O Brasil registrava, em janeiro de 2024, 587 “comunidades terapêuticas” financiadas pelo poder público, número superior aos centros de apoio psicossociais. Oito em cada dez estavam relacionadas a organizações religiosas. Inspeção nacional do Ministério Público comprovou denúncias de tortura, sequestro, cárcere privado e trabalho forçado. Irregularidades persistem.
A política de Estado preconiza o cuidado a pessoas em sofrimento psíquico não apenas no Centros de Atenção Psicossocial (CAPS), mas em todo o Sistema Único de Saúde (SUS). A rede inclui os CAPs, as Unidades Básicas de Saúde (UBS), residências terapêuticas e até os hospitais gerais. “É um conjunto de equipamentos para cuidar dessas pessoas, que merecem ser tratadas como seres humanos que são”.
“Somos contrários à internação como cárcere. Nosso paradigma é a defesa radical do cuidado em liberdade. Rejeitamos as comunidades terapêuticas, estejam ou não legalizadas”, reforça Itamar Lages.
Recuo do Conselho Nacional de Assistência Social
O Conselho Nacional de Assistência Social (CNAS) publicou, em abril, Resolução 151/2024, negando reconhecimento de comunidades terapêuticas como entidades de assistência social vinculada ao Sistema Único de Assistência Social (SUAS). Somente poderiam ser inscritas entidades que se enquadrassem nos critérios normativos das resoluções CNAS 109/2009, 27/2011, 33/2011, 34/2011. Sob pressão, apenas um mês depois, o Ministério do Desenvolvimento Social, emitiu nota de esclarecimento que enfraquece a resolução e afirma que o financiamento das comunidades terapêuticas não seria afetado.
Campo de Concentração Brasileiro
A reforma psiquiátrica é uma conquista civilizatória sociedade brasileira.
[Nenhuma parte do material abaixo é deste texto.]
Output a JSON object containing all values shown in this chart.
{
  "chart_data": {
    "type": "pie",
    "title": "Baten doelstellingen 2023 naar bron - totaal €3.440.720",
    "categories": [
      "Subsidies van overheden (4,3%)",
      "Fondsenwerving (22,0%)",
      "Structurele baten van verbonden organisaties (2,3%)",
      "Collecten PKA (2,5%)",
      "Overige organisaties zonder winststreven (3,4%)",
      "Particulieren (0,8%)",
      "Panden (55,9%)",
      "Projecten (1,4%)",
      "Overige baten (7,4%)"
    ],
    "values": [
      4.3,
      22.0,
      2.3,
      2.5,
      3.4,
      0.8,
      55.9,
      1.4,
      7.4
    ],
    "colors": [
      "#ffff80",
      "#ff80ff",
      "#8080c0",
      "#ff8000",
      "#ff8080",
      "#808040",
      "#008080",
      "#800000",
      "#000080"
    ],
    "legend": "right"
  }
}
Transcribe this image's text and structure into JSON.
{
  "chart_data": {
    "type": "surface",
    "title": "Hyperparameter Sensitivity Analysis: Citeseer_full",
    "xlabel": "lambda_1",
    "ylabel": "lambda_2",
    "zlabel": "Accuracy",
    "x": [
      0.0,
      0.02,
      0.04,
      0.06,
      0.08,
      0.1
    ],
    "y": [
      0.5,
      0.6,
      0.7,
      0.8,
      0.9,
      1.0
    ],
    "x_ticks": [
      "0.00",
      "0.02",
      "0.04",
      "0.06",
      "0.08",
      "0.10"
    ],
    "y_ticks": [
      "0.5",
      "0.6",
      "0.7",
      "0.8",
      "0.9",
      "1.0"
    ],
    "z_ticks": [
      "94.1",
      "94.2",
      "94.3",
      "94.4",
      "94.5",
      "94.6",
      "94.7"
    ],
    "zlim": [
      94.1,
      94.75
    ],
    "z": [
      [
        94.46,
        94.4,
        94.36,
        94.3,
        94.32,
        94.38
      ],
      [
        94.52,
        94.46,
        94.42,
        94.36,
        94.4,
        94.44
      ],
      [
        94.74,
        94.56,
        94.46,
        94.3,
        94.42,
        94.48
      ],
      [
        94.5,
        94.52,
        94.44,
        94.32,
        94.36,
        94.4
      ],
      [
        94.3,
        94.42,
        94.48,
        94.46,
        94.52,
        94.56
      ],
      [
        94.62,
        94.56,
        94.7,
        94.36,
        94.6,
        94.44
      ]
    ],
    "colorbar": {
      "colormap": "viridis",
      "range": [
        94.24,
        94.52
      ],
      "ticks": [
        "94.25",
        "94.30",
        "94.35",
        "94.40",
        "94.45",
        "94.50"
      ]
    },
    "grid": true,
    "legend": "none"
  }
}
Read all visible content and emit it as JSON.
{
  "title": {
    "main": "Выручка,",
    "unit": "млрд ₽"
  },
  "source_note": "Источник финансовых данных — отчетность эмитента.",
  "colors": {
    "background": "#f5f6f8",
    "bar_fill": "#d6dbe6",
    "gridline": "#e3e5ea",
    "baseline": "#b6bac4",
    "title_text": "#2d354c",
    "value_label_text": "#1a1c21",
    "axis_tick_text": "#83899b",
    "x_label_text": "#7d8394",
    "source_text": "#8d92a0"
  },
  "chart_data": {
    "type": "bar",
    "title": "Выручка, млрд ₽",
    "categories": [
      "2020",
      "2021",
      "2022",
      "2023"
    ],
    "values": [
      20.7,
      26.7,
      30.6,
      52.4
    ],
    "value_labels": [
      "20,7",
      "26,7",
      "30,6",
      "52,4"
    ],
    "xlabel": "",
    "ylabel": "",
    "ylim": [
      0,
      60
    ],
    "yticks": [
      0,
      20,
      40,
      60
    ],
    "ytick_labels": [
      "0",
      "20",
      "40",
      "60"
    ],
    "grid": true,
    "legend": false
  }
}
Símbolo do genocídio dos indesejados, o Hospital Colônia de Barbacena recebia, desde 1903, marginalizados: pessoas com deficiência, em sofrimento psíquico, alcoólatras, mulheres solteiras grávidas, epilépticos, homossexuais, mendigos, prostitutas. Em 1978, denúncias de profissionais da Divisão Nacional de Saúde Mental (Dinsam/MS) sobre graves violações humanitárias em instituições psiquiátricas levou à demissão da maioria dos denunciantes. No ano seguinte, a visita de do psiquiatra italiano Franco Basaglia ao Hospital Colônia de Barbacena, que comparou a um campo de concentração nazista, intensificou a pressão social por seu fechamento, concretizado em 1996.